Bummer had a 4.50 ERA in 30 big league games last year. Farquhar had a 4.40 ERA in 15 games. Vieira has gotten attention as a flame-thrower, but he’s got just one big league game under his belt, something that might or might not matter to the rebuilding White Sox. Guys like Gomez, who has 40 career saves including 37 just two years ago, and Rondon, who had multiple shots at the Detroit Tigers’ closing job in the past, could vault themselves into the mix as potential midseason trade candidates.

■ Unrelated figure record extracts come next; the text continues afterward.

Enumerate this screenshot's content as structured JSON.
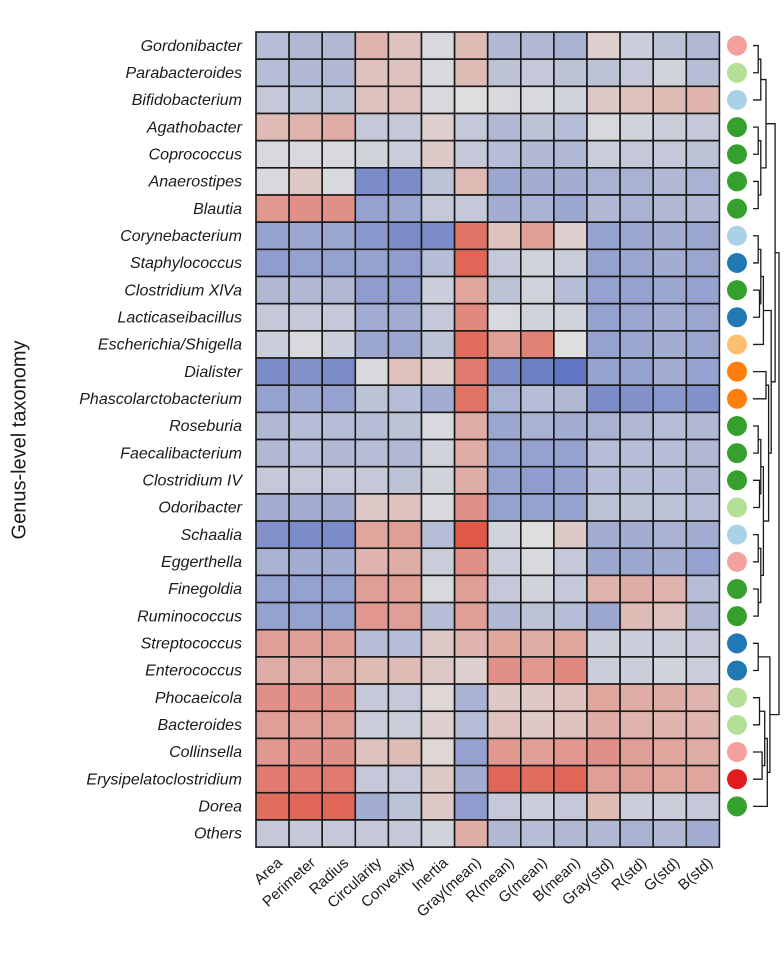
{
  "chart_data": {
    "type": "heatmap",
    "ylabel": "Genus-level taxonomy",
    "xlabel": "",
    "title": "",
    "colormap": {
      "low": "#5a70c2",
      "mid": "#dedede",
      "high": "#e2513f",
      "vmin": -1.0,
      "vmax": 1.0
    },
    "rows": [
      "Gordonibacter",
      "Parabacteroides",
      "Bifidobacterium",
      "Agathobacter",
      "Coprococcus",
      "Anaerostipes",
      "Blautia",
      "Corynebacterium",
      "Staphylococcus",
      "Clostridium XlVa",
      "Lacticaseibacillus",
      "Escherichia/Shigella",
      "Dialister",
      "Phascolarctobacterium",
      "Roseburia",
      "Faecalibacterium",
      "Clostridium IV",
      "Odoribacter",
      "Schaalia",
      "Eggerthella",
      "Finegoldia",
      "Ruminococcus",
      "Streptococcus",
      "Enterococcus",
      "Phocaeicola",
      "Bacteroides",
      "Collinsella",
      "Erysipelatoclostridium",
      "Dorea",
      "Others"
    ],
    "columns": [
      "Area",
      "Perimeter",
      "Radius",
      "Circularity",
      "Convexity",
      "Inertia",
      "Gray(mean)",
      "R(mean)",
      "G(mean)",
      "B(mean)",
      "Gray(std)",
      "R(std)",
      "G(std)",
      "B(std)"
    ],
    "values": [
      [
        -0.3,
        -0.35,
        -0.35,
        0.3,
        0.2,
        -0.05,
        0.25,
        -0.35,
        -0.35,
        -0.4,
        0.1,
        -0.15,
        -0.25,
        -0.35
      ],
      [
        -0.3,
        -0.35,
        -0.35,
        0.2,
        0.2,
        -0.05,
        0.25,
        -0.25,
        -0.2,
        -0.25,
        -0.25,
        -0.2,
        -0.1,
        -0.3
      ],
      [
        -0.2,
        -0.25,
        -0.25,
        0.2,
        0.2,
        -0.05,
        0.0,
        -0.05,
        -0.05,
        -0.1,
        0.15,
        0.2,
        0.25,
        0.3
      ],
      [
        0.25,
        0.3,
        0.35,
        -0.2,
        -0.2,
        0.1,
        -0.2,
        -0.35,
        -0.25,
        -0.3,
        -0.05,
        -0.1,
        -0.15,
        -0.2
      ],
      [
        -0.05,
        -0.05,
        -0.05,
        -0.1,
        -0.15,
        0.15,
        -0.2,
        -0.3,
        -0.35,
        -0.35,
        -0.15,
        -0.2,
        -0.2,
        -0.25
      ],
      [
        -0.05,
        0.15,
        -0.05,
        -0.75,
        -0.75,
        -0.25,
        0.25,
        -0.5,
        -0.45,
        -0.45,
        -0.4,
        -0.4,
        -0.35,
        -0.4
      ],
      [
        0.5,
        0.55,
        0.55,
        -0.55,
        -0.5,
        -0.2,
        -0.2,
        -0.45,
        -0.4,
        -0.5,
        -0.35,
        -0.4,
        -0.35,
        -0.35
      ],
      [
        -0.55,
        -0.5,
        -0.5,
        -0.65,
        -0.75,
        -0.75,
        0.75,
        0.2,
        0.45,
        0.1,
        -0.55,
        -0.5,
        -0.45,
        -0.5
      ],
      [
        -0.6,
        -0.55,
        -0.55,
        -0.55,
        -0.6,
        -0.3,
        0.85,
        -0.2,
        -0.1,
        -0.15,
        -0.55,
        -0.5,
        -0.45,
        -0.5
      ],
      [
        -0.35,
        -0.35,
        -0.35,
        -0.6,
        -0.6,
        -0.15,
        0.4,
        -0.25,
        -0.1,
        -0.3,
        -0.55,
        -0.55,
        -0.5,
        -0.55
      ],
      [
        -0.2,
        -0.2,
        -0.2,
        -0.45,
        -0.45,
        -0.2,
        0.6,
        -0.05,
        -0.1,
        -0.1,
        -0.55,
        -0.5,
        -0.45,
        -0.5
      ],
      [
        -0.15,
        -0.05,
        -0.15,
        -0.5,
        -0.5,
        -0.25,
        0.8,
        0.45,
        0.65,
        0.0,
        -0.55,
        -0.5,
        -0.45,
        -0.5
      ],
      [
        -0.75,
        -0.7,
        -0.75,
        -0.05,
        0.2,
        0.1,
        0.7,
        -0.75,
        -0.85,
        -0.95,
        -0.55,
        -0.55,
        -0.45,
        -0.55
      ],
      [
        -0.55,
        -0.5,
        -0.55,
        -0.25,
        -0.3,
        -0.45,
        0.75,
        -0.4,
        -0.3,
        -0.35,
        -0.75,
        -0.7,
        -0.65,
        -0.7
      ],
      [
        -0.35,
        -0.3,
        -0.3,
        -0.3,
        -0.25,
        -0.05,
        0.35,
        -0.5,
        -0.4,
        -0.45,
        -0.4,
        -0.35,
        -0.3,
        -0.35
      ],
      [
        -0.35,
        -0.3,
        -0.35,
        -0.3,
        -0.35,
        -0.1,
        0.35,
        -0.55,
        -0.55,
        -0.55,
        -0.3,
        -0.3,
        -0.3,
        -0.35
      ],
      [
        -0.2,
        -0.2,
        -0.2,
        -0.2,
        -0.25,
        -0.1,
        0.35,
        -0.55,
        -0.6,
        -0.55,
        -0.3,
        -0.3,
        -0.3,
        -0.35
      ],
      [
        -0.45,
        -0.45,
        -0.45,
        0.15,
        0.2,
        -0.05,
        0.55,
        -0.55,
        -0.55,
        -0.55,
        -0.25,
        -0.25,
        -0.25,
        -0.3
      ],
      [
        -0.7,
        -0.75,
        -0.75,
        0.4,
        0.45,
        -0.3,
        0.95,
        -0.1,
        0.0,
        0.15,
        -0.45,
        -0.45,
        -0.4,
        -0.45
      ],
      [
        -0.4,
        -0.45,
        -0.45,
        0.3,
        0.35,
        -0.15,
        0.55,
        -0.15,
        -0.05,
        -0.2,
        -0.5,
        -0.5,
        -0.45,
        -0.55
      ],
      [
        -0.55,
        -0.55,
        -0.55,
        0.45,
        0.45,
        -0.05,
        0.45,
        -0.2,
        -0.1,
        -0.2,
        0.3,
        0.35,
        0.3,
        -0.3
      ],
      [
        -0.55,
        -0.55,
        -0.55,
        0.5,
        0.45,
        -0.3,
        0.45,
        -0.35,
        -0.25,
        -0.3,
        -0.5,
        0.25,
        0.2,
        -0.35
      ],
      [
        0.45,
        0.45,
        0.45,
        -0.3,
        -0.3,
        0.15,
        0.3,
        0.4,
        0.35,
        0.4,
        -0.15,
        -0.15,
        -0.15,
        -0.2
      ],
      [
        0.35,
        0.35,
        0.35,
        0.25,
        0.25,
        0.15,
        0.1,
        0.55,
        0.5,
        0.6,
        -0.15,
        -0.15,
        -0.1,
        -0.15
      ],
      [
        0.55,
        0.55,
        0.55,
        -0.2,
        -0.2,
        0.05,
        -0.4,
        0.15,
        0.15,
        0.2,
        0.4,
        0.35,
        0.35,
        0.3
      ],
      [
        0.45,
        0.45,
        0.45,
        -0.15,
        -0.15,
        0.1,
        -0.3,
        0.2,
        0.15,
        0.2,
        0.35,
        0.3,
        0.3,
        0.3
      ],
      [
        0.5,
        0.55,
        0.55,
        0.2,
        0.25,
        0.05,
        -0.55,
        0.5,
        0.45,
        0.5,
        0.55,
        0.45,
        0.4,
        0.35
      ],
      [
        0.7,
        0.7,
        0.7,
        -0.2,
        -0.2,
        0.15,
        -0.45,
        0.85,
        0.8,
        0.85,
        0.45,
        0.45,
        0.4,
        0.4
      ],
      [
        0.8,
        0.85,
        0.85,
        -0.45,
        -0.25,
        0.15,
        -0.6,
        -0.2,
        -0.15,
        -0.2,
        0.25,
        -0.15,
        -0.15,
        -0.2
      ],
      [
        -0.2,
        -0.2,
        -0.2,
        -0.2,
        -0.2,
        -0.1,
        0.35,
        -0.35,
        -0.3,
        -0.35,
        -0.35,
        -0.4,
        -0.35,
        -0.45
      ]
    ],
    "row_annotation": {
      "colors": [
        "#f4a09c",
        "#b4df96",
        "#aad2e6",
        "#36a02e",
        "#36a02e",
        "#36a02e",
        "#36a02e",
        "#aad2e6",
        "#2179b4",
        "#36a02e",
        "#2179b4",
        "#fcbf70",
        "#fe7f0e",
        "#fe7f0e",
        "#36a02e",
        "#36a02e",
        "#36a02e",
        "#b4df96",
        "#aad2e6",
        "#f4a09c",
        "#36a02e",
        "#36a02e",
        "#2179b4",
        "#2179b4",
        "#b4df96",
        "#b4df96",
        "#f4a09c",
        "#e31b1c",
        "#36a02e",
        null
      ]
    },
    "dendrogram": {
      "merges": [
        [
          0,
          1,
          0.2
        ],
        [
          30,
          2,
          0.3
        ],
        [
          3,
          4,
          0.2
        ],
        [
          5,
          6,
          0.2
        ],
        [
          32,
          33,
          0.3
        ],
        [
          31,
          34,
          0.5
        ],
        [
          7,
          8,
          0.2
        ],
        [
          9,
          10,
          0.25
        ],
        [
          36,
          37,
          0.3
        ],
        [
          38,
          11,
          0.4
        ],
        [
          12,
          13,
          0.5
        ],
        [
          14,
          15,
          0.2
        ],
        [
          16,
          17,
          0.25
        ],
        [
          41,
          42,
          0.3
        ],
        [
          18,
          19,
          0.2
        ],
        [
          20,
          21,
          0.2
        ],
        [
          44,
          45,
          0.3
        ],
        [
          43,
          46,
          0.4
        ],
        [
          40,
          47,
          0.6
        ],
        [
          39,
          48,
          0.7
        ],
        [
          35,
          49,
          0.85
        ],
        [
          22,
          23,
          0.2
        ],
        [
          24,
          25,
          0.25
        ],
        [
          26,
          27,
          0.35
        ],
        [
          52,
          53,
          0.45
        ],
        [
          54,
          28,
          0.55
        ],
        [
          51,
          55,
          0.65
        ],
        [
          50,
          56,
          1.0
        ]
      ]
    }
  }
}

Then there's the question of which of those guys will be Rick Renteria's closer. Minaya had closing duties after most of the bullpen was traded away last summer. He picked up nine saves and posted a 4.11 ERA in his final 17 appearances of the campaign. Look to Soria, though, a veteran with plenty of closing experience from his days with the Kansas City Royals. If he's given the opportunity to close and succeeds, he could fetch an intriguing return package in a potential deadline deal.

But now it's game time in Arizona.

“The fun part of playing the game of baseball is playing the game of baseball," Renteria said earlier this week. "We prepare. I think they all enjoy what they’re doing in terms of their preparation. They take it seriously, they focus. But ultimately like everything that we do in life, I guess it’s a test. And the games are a test for us on a daily basis. And how we are able to evaluate them and take advantage of the opportunities that we have to see them in a real game situation is certainly helpful for us.”